Arendt dedicó su tiempo a reflexionar sobre los recovecos de la naturaleza humana, y uno de los temas que trata más interesantes es su estudio sobre la banalidad del mal, el cual desarrolla en su libro Eichmann en Jerusalén. En él plantea que la moral autónoma de una sociedad es el legislador, por lo que, partiendo del nazismo, los hombres como Eichmann no eran monstruos ni pozos de crueldad, sino que hacían lo que hacían por ser operarios dentro de un sistema basado en actos de exterminio. En otras palabras: algunas personas actúan dentro de las reglas de su sistema sin reflexionar sobre sus actos ni sus consecuencias, sino que actúan a partir del cumplimiento de normas. Estas personas o asociaciones no funcionan con la moral, la cual no forma parte de su reglamento, pero sí con la disciplina. Arendt no lo utiliza como excusa para el nazismo, ella misma fue una judía exiliada durante la guerra, sino que intenta buscar una explicación que vaya más allá del prototipo de moral social que se creó a partir de los Juicios de Núremberg.

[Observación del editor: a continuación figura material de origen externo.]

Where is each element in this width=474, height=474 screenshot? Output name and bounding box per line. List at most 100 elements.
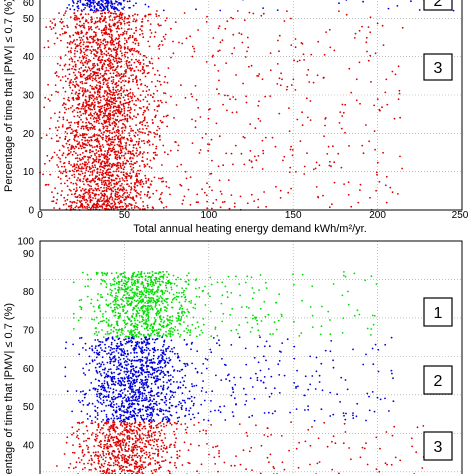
top-point-s1 — [260, 14, 263, 17]
top-point-s1 — [84, 188, 87, 191]
top-point-s1 — [104, 176, 107, 179]
top-point-s1 — [73, 201, 76, 204]
top-point-s1 — [76, 9, 79, 12]
top-point-s1 — [141, 18, 144, 20]
top-point-s0 — [110, 2, 113, 5]
top-point-s1 — [83, 56, 86, 58]
bottom-point-s0 — [134, 284, 136, 286]
top-point-s1 — [75, 91, 78, 94]
top-point-s1 — [218, 79, 220, 82]
bottom-point-s1 — [251, 414, 254, 417]
top-point-s1 — [275, 185, 277, 188]
top-point-s1 — [42, 173, 44, 176]
top-point-s1 — [86, 165, 89, 168]
top-point-s1 — [154, 154, 157, 156]
top-point-s1 — [243, 19, 246, 22]
top-point-s1 — [172, 52, 175, 55]
top-point-s1 — [85, 121, 87, 124]
bottom-point-s0 — [165, 325, 168, 328]
top-point-s1 — [99, 82, 102, 85]
bottom-point-s0 — [177, 276, 179, 279]
top-point-s1 — [113, 92, 116, 94]
top-point-s1 — [69, 49, 72, 52]
top-point-s1 — [306, 152, 308, 155]
top-point-s1 — [306, 74, 308, 76]
top-point-s1 — [82, 112, 85, 115]
bottom-point-s0 — [148, 300, 151, 302]
top-point-s1 — [117, 135, 120, 138]
top-point-s1 — [108, 162, 111, 165]
top-point-s1 — [57, 140, 60, 143]
top-point-s1 — [133, 95, 136, 98]
top-point-s1 — [252, 12, 255, 15]
top-point-s1 — [82, 180, 84, 183]
bottom-point-s0 — [138, 291, 141, 293]
top-point-s1 — [67, 146, 69, 149]
top-point-s1 — [104, 70, 107, 72]
bottom-point-s0 — [72, 312, 75, 315]
top-point-s1 — [108, 118, 111, 121]
top-point-s1 — [139, 208, 141, 210]
bottom-point-s0 — [145, 327, 148, 330]
top-point-s1 — [67, 194, 69, 196]
top-point-s1 — [109, 30, 112, 33]
top-point-s1 — [68, 35, 71, 37]
bottom-point-s0 — [103, 319, 105, 322]
top-point-s1 — [165, 115, 168, 118]
top-point-s1 — [316, 74, 319, 77]
bottom-point-s0 — [221, 320, 224, 323]
top-point-s1 — [73, 18, 76, 21]
top-point-s1 — [84, 165, 86, 167]
bottom-point-s0 — [229, 314, 232, 316]
top-point-s1 — [142, 201, 144, 203]
bottom-point-s0 — [152, 301, 155, 304]
top-point-s1 — [91, 85, 93, 88]
top-point-s1 — [146, 151, 149, 154]
top-point-s1 — [92, 157, 94, 160]
top-point-s1 — [111, 173, 114, 176]
top-point-s1 — [109, 96, 112, 99]
top-point-s1 — [86, 144, 88, 147]
top-point-s1 — [333, 49, 336, 52]
top-point-s1 — [166, 125, 169, 128]
top-point-s1 — [125, 205, 128, 208]
bottom-point-s0 — [113, 314, 116, 317]
bottom-point-s0 — [125, 311, 128, 314]
top-point-s1 — [97, 43, 100, 45]
bottom-point-s0 — [135, 325, 138, 328]
bottom-point-s1 — [110, 343, 113, 346]
bottom-point-s0 — [106, 293, 109, 296]
top-point-s1 — [168, 186, 171, 189]
top-point-s1 — [89, 196, 92, 199]
top-point-s1 — [113, 138, 116, 141]
top-point-s1 — [135, 75, 138, 77]
bottom-point-s0 — [132, 282, 135, 285]
bottom-point-s0 — [165, 334, 168, 337]
bottom-point-s0 — [118, 328, 121, 331]
top-point-s1 — [288, 107, 290, 109]
top-point-s1 — [287, 191, 290, 194]
top-point-s1 — [232, 33, 235, 36]
bottom-point-s0 — [159, 324, 162, 326]
top-point-s1 — [106, 91, 109, 94]
top-point-s1 — [149, 23, 152, 25]
top-point-s1 — [148, 103, 151, 105]
top-point-s1 — [98, 143, 101, 145]
top-point-s1 — [53, 151, 56, 154]
bottom-point-s0 — [156, 280, 159, 283]
top-point-s1 — [350, 91, 353, 94]
top-point-s0 — [124, 0, 126, 1]
bottom-point-s0 — [151, 307, 154, 310]
top-point-s1 — [113, 135, 116, 138]
top-point-s1 — [226, 109, 228, 112]
top-point-s1 — [96, 93, 99, 96]
top-point-s0 — [95, 8, 98, 11]
bottom-point-s0 — [119, 334, 122, 336]
top-point-s1 — [139, 197, 142, 199]
top-point-s1 — [63, 146, 65, 148]
top-point-s1 — [152, 143, 154, 146]
top-point-s1 — [253, 200, 256, 203]
top-point-s1 — [87, 170, 90, 173]
top-point-s1 — [113, 179, 116, 182]
top-point-s0 — [76, 5, 79, 8]
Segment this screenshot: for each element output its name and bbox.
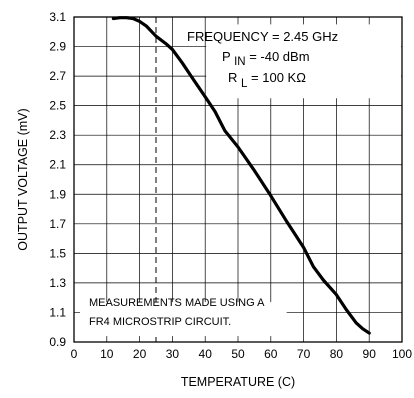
annotation-pin-label: P (222, 49, 230, 64)
y-tick-label: 1.5 (49, 246, 66, 260)
annotation-pin-subscript: IN (234, 56, 246, 68)
y-tick-labels: 0.9 1.1 1.3 1.5 1.7 1.9 2.1 2.3 2.5 2.7 2.9 3.1 (49, 10, 66, 349)
y-tick-label: 2.9 (49, 40, 66, 54)
y-tick-label: 2.1 (49, 158, 66, 172)
y-tick-label: 3.1 (49, 10, 66, 24)
x-tick-label: 50 (231, 347, 245, 361)
y-tick-label: 1.3 (49, 276, 66, 290)
y-tick-label: 2.3 (49, 128, 66, 142)
x-tick-labels: 0 10 20 30 40 50 60 70 80 90 100 (71, 347, 413, 361)
series-line-0 (111, 16, 371, 335)
x-tick-label: 30 (166, 347, 180, 361)
y-tick-label: 2.5 (49, 99, 66, 113)
annotation-input-power: P IN = -40 dBm (222, 49, 310, 68)
x-tick-label: 10 (100, 347, 114, 361)
x-tick-label: 80 (330, 347, 344, 361)
annotation-frequency: FREQUENCY = 2.45 GHz (187, 29, 338, 44)
x-tick-label: 90 (363, 347, 377, 361)
x-tick-label: 100 (392, 347, 412, 361)
annotation-rl-value: = 100 KΩ (251, 70, 306, 85)
annotation-pin-value: = -40 dBm (249, 49, 309, 64)
note-line-2: FR4 MICROSTRIP CIRCUIT. (89, 316, 231, 328)
y-tick-label: 1.7 (49, 217, 66, 231)
y-tick-label: 0.9 (49, 335, 66, 349)
conditions-box (206, 24, 401, 99)
annotation-rl-label: R (228, 70, 237, 85)
y-axis-label: OUTPUT VOLTAGE (mV) (16, 108, 30, 250)
annotation-load-resistance: R L = 100 KΩ (228, 70, 306, 90)
y-tick-label: 1.9 (49, 187, 66, 201)
x-tick-label: 40 (199, 347, 213, 361)
x-tick-label: 20 (133, 347, 147, 361)
x-axis-label: TEMPERATURE (C) (181, 375, 295, 389)
y-tick-label: 2.7 (49, 69, 66, 83)
note-line-1: MEASUREMENTS MADE USING A (89, 297, 265, 309)
y-tick-label: 1.1 (49, 305, 66, 319)
note-box (80, 302, 287, 337)
x-tick-label: 60 (264, 347, 278, 361)
x-tick-label: 0 (71, 347, 78, 361)
series-group (111, 16, 371, 335)
plot-frame (73, 16, 403, 343)
annotation-rl-subscript: L (241, 78, 248, 90)
x-tick-label: 70 (297, 347, 311, 361)
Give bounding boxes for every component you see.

Quizá por eso me llama tanto la atención, porque hace que nuestra visión de blanco y negro sobre los vencedores y vencidos de la guerra se convierta en una amplia escala de grises.
El revolucionario más radical se convertirá en un conservador el día después de la revolución. —Hannah Arendt
Así, os impulso a ampliar la lista femenina de vuestra biblioteca, a que os mezcléis entre las voces que la historia y la educación han ido silenciando, porque hoy les toca a ellas.
Por ellas.
Por nosotras.
Para nosotras.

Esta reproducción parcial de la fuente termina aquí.